This gochujang pasta so easy to make in less than 30 minutes. The creamy, spicy sauce starts with cashews and a dollop of gochujang paste for that signature bold, umami-rich kick. Customize this dish to your preference by add veggies or your choice or protein. Pair it with a side salad and garlic bread for the ultimate meal!
Reserve 1 cup of pasta water and use it to soak the raw cashews. Soak for 10 minutes till cashews soften.Note: I like to soak the cashews in the same blender cup I use to blend the gochujang pasta sauce later.
Once the pasta is cooked, then drain through a strainer bowl. Rinse under cold water to stop the cooking process.

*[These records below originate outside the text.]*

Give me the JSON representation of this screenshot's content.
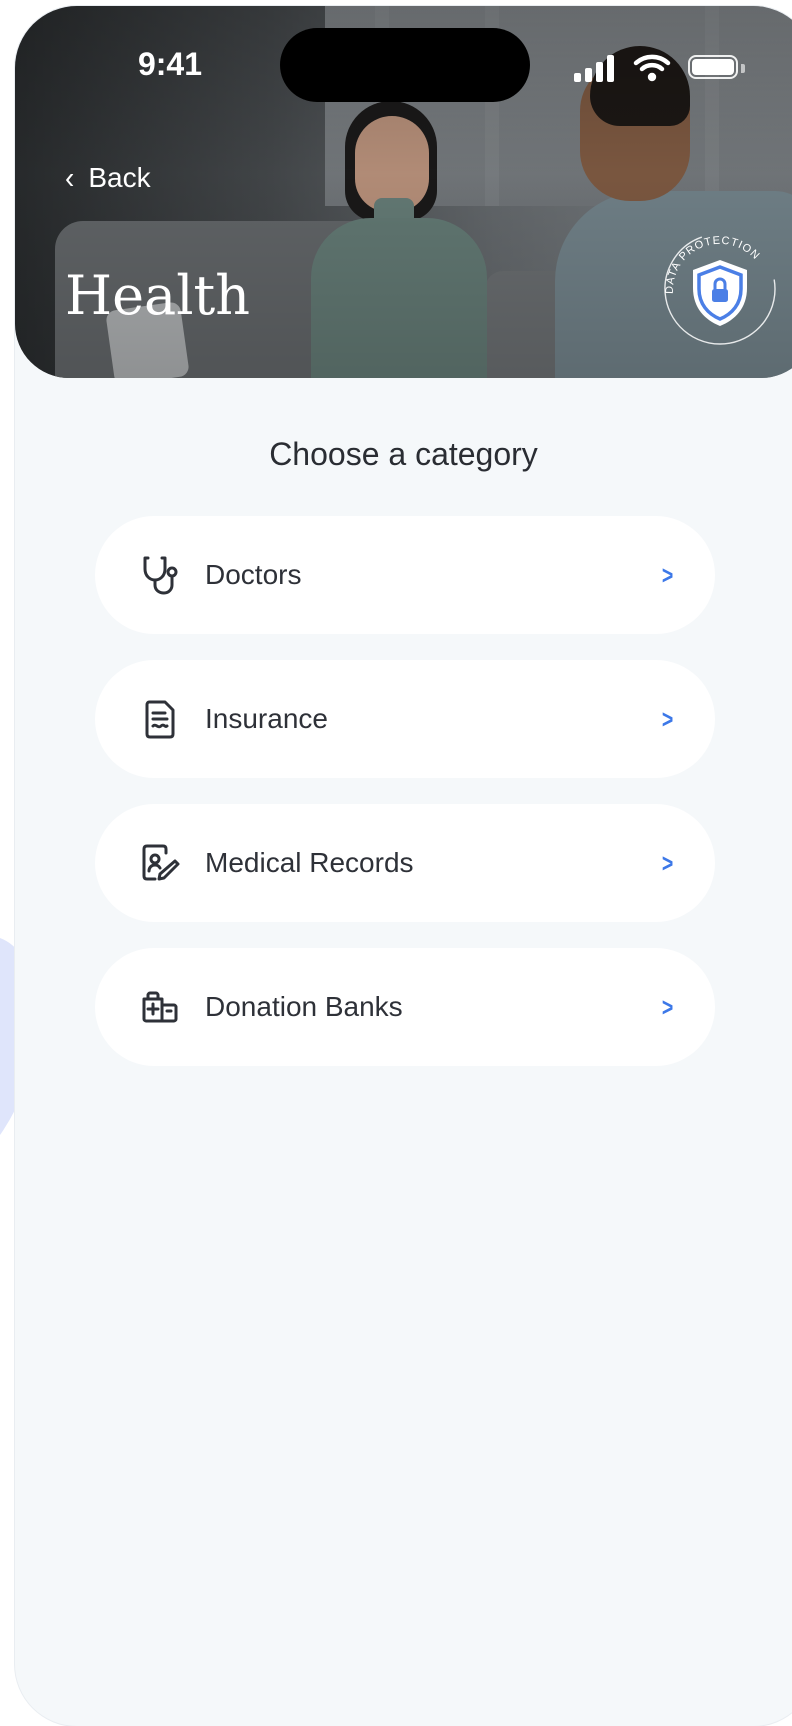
{
  "status_bar": {
    "time": "9:41"
  },
  "header": {
    "back_label": "Back",
    "title": "Health",
    "badge_text": "DATA PROTECTION"
  },
  "main": {
    "heading": "Choose a category",
    "categories": [
      {
        "label": "Doctors",
        "icon": "stethoscope-icon"
      },
      {
        "label": "Insurance",
        "icon": "document-icon"
      },
      {
        "label": "Medical Records",
        "icon": "medical-record-icon"
      },
      {
        "label": "Donation Banks",
        "icon": "donation-bank-icon"
      }
    ]
  },
  "colors": {
    "accent": "#3C78E8",
    "background": "#F5F8FA",
    "card": "#FFFFFF",
    "text": "#2E3138"
  }
}
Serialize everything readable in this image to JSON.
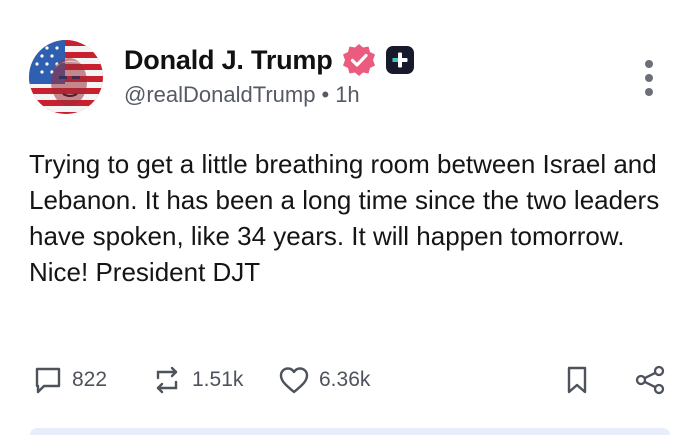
{
  "author": {
    "display_name": "Donald J. Trump",
    "handle": "@realDonaldTrump",
    "separator": "•",
    "time": "1h",
    "avatar_icon": "flag-portrait-avatar",
    "verified_icon": "verified-badge-icon",
    "plus_icon": "truth-plus-badge-icon"
  },
  "post": {
    "text": "Trying to get a little breathing room between Israel and Lebanon. It has been a long time since the two leaders have spoken, like 34 years. It will happen tomorrow. Nice! President DJT"
  },
  "actions": {
    "replies": "822",
    "retruths": "1.51k",
    "likes": "6.36k"
  },
  "colors": {
    "verified": "#ea5b7e",
    "accent_dark": "#171a2c",
    "icon_gray": "#4d525c"
  }
}
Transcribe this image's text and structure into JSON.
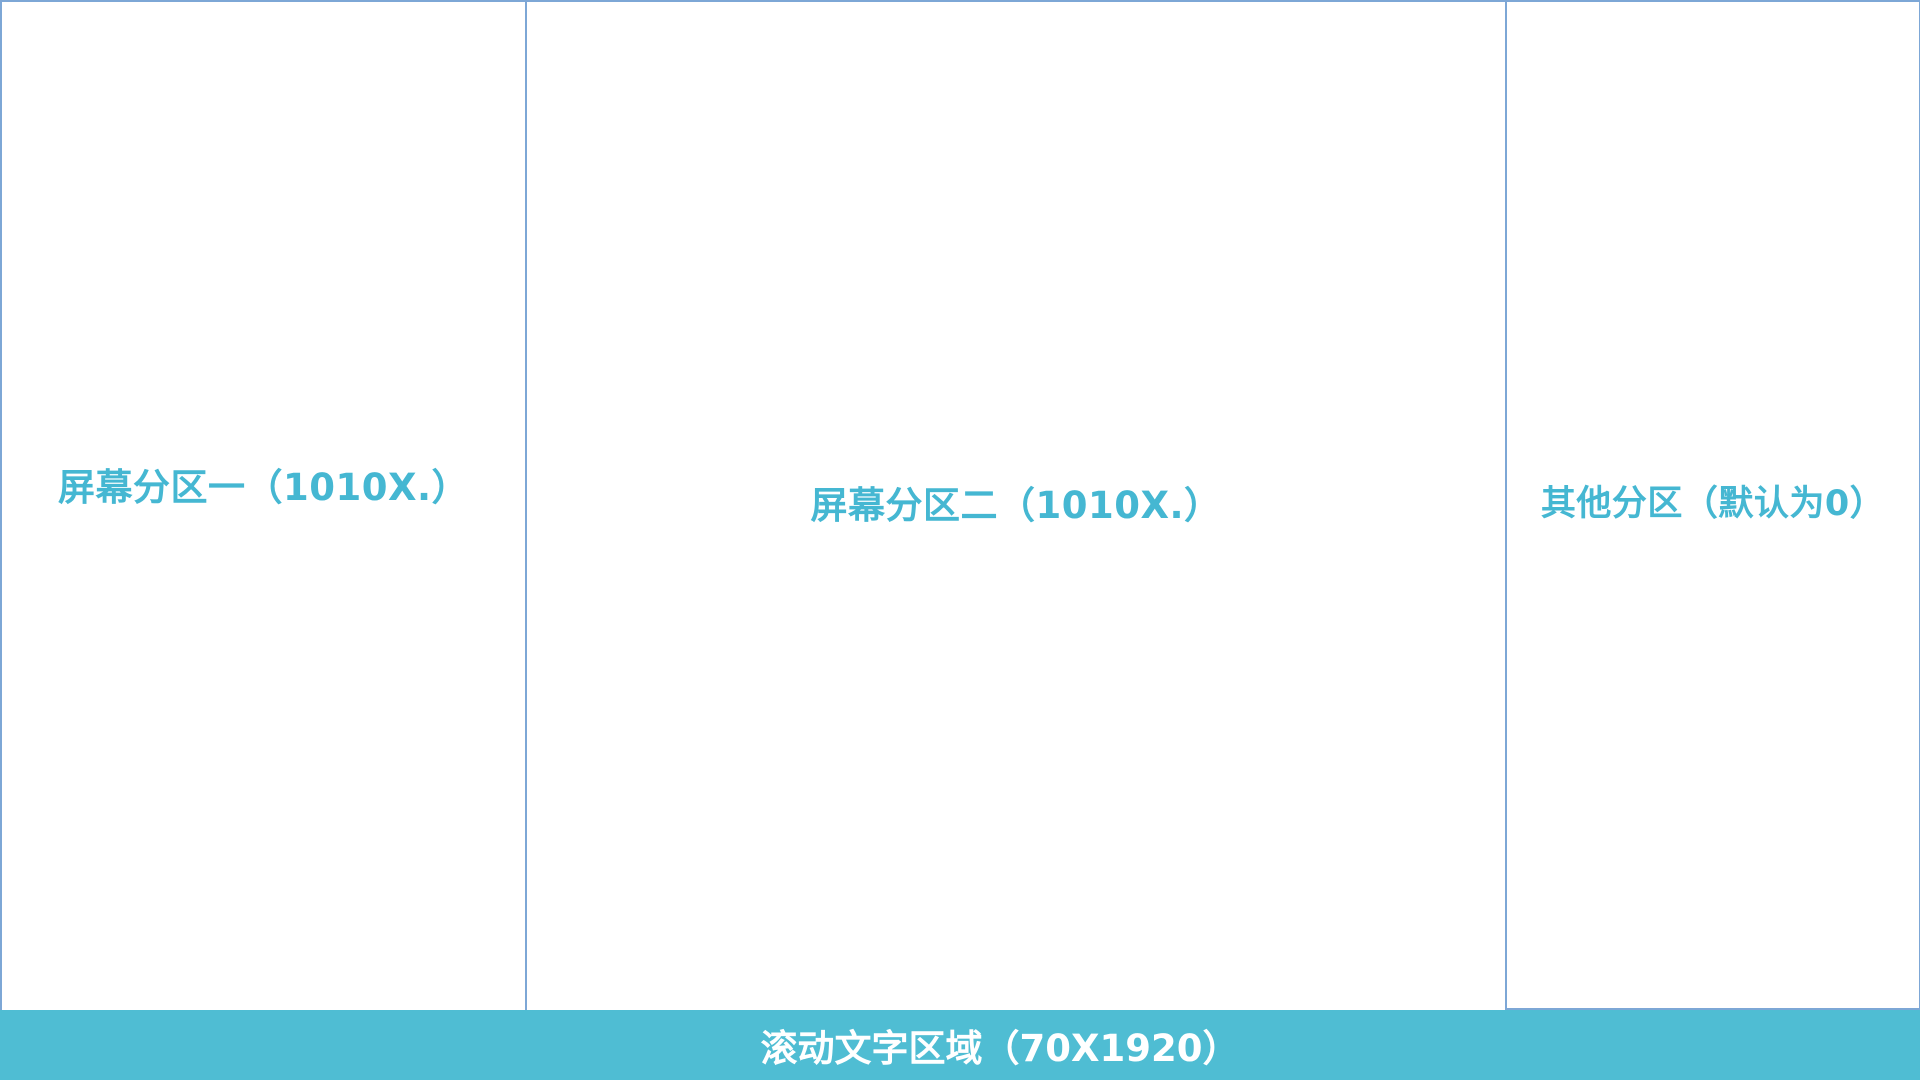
{
  "partitions": {
    "one": {
      "label": "屏幕分区一（1010X.）"
    },
    "two": {
      "label": "屏幕分区二（1010X.）"
    },
    "other": {
      "label": "其他分区（默认为0）"
    }
  },
  "ticker": {
    "label": "滚动文字区域（70X1920）"
  },
  "colors": {
    "label_text": "#45b7d2",
    "border": "#7da7d6",
    "ticker_background": "#4fbdd3",
    "ticker_text": "#ffffff"
  }
}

Set aside.
Place the remaining ingredients (nutritional yeast, gochujang paste, garlic powder, maple syrup, salt, and plant milk) in the blender cup with the cashews and pasta water. Blend for a minute till you have a smooth creamy sauce. Note: Taste to adjust the sauce, if needed.
Melt vegan butter in a pot (I use the same pot I used to cook the pasta in) on medium heat. Add garlic and let it cook for about a minute while continuously stirring.
Then transfer the gochujang cream sauce in with the cooked garlic. (If there are any grains of cashews in the sauce, then pour it through a mesh strainer to avoid any grains). Cook on medium heat for 2-3 minutes till the sauce thickens, and then add the cooked pasta. Toss together till all the pasta is evenly coated with the sauce.
Garnish with fresh Italian parsley, red pepper flakes, and a sprinkle of vegan Parmesan cheese before serving.
NOTES
Use High-Quality Gochujang: This dish’s flavor relies heavily on gochujang paste, so choose a high-quality brand from your local Asian food market for the best taste!
Soak Cashews Properly: Ensure your cashews are fully softened to prevent a gritty sauce (the cashews should split easily when pinched between your fingers).
Consistent Pasta Cooking: Cook your pasta just until al dente to prevent it from becoming mushy when mixed with the sauce.